Group B Streptococcus (a potentially life-threatening infection) is on the increase in newborn babies in the UK – yet countries with national screening programmes have seen incidence fall by as much as 86%.

The charity Group B Strep Support is calling for a move to ‘routine screening’ of all pregnant women, instead of a ‘risk-factor’ approach.

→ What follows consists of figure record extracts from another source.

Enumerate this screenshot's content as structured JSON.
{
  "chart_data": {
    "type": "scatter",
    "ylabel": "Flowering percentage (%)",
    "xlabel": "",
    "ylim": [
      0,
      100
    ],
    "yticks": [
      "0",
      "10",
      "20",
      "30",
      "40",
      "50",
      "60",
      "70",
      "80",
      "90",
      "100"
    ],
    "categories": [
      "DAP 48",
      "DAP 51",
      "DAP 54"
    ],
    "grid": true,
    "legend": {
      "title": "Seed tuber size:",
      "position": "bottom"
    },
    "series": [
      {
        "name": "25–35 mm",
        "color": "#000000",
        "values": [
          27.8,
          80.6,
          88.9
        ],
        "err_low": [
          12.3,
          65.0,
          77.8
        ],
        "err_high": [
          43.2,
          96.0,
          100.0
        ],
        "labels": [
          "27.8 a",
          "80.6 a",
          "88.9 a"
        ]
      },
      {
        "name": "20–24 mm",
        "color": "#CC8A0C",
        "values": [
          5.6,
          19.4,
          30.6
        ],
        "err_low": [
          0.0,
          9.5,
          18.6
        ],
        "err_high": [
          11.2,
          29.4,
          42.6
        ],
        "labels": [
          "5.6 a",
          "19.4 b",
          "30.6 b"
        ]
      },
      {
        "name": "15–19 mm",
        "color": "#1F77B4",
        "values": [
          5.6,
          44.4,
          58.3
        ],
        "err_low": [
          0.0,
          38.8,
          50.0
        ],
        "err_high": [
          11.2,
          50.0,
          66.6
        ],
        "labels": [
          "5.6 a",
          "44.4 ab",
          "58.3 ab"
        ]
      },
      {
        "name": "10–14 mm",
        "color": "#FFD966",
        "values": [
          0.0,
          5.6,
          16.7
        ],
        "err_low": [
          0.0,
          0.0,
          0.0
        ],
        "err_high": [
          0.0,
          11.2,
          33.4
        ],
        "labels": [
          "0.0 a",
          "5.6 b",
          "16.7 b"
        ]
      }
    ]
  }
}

Urgent action is being called for to prevent the most common cause of lifethreatening infection in newborn babies – Group B Streptococcus (GBS). Each year, large numbers of babies are affected – while most babies recover, some are stillborn, more die in the first weeks of life and others suffer lifelong disability. GBS is a bacterium carried harmlessly in the vagina of <25% of pregnant women and intestinally in <30% of adults.1 It usually only becomes a problem if a baby is exposed to the bacterium around the time of labour as the immune systems of newborn infants are less able to fight off its potentially damaging effects. If GBS gets into the bloodstream or lungs of a newborn baby, it can cause septicaemia and pneumonia – each of which can be fatal and expensive to treat.2 Most GBS infections in babies develop within the first hours and days of life but, less commonly, it can develop up to age three months. In such cases, it is more likely to cause meningitis, which can be fatal or cause a range of lifelong disabilities including blindness, deafness, speech problems or learning impairments.2

Prevalence
 
It is not clear how many babies’ deaths and disabilities from GBS infections are excluded from official statistics because babies are rapidly treated on symptoms alone before a diagnosis is made, or because a baby is stillborn due to GBS infection and the cause of the infection is never investigated.3 In the UK, anything up to 88,000 babies a year are colonised with GBS at birth. In 2003, it was estimated that 340 babies4 per year, in the UK, developed GBS infection aged 0-6 days, with varying degrees of severity, and 39 died from their infection – although subsequent research shows that the true current incidence could be three times greater.5 A study in a major London hospital found an incidence of proven GBS infection of 1.1 per 1,000 live births, but this increased to 3.6 per 1,000 live births when it included probable cases – one case in every 277 babies born.5 UK wide, this would mean around 2,500 newborn babies requiring treatment, even though many may never be formally identified as infected with GBS.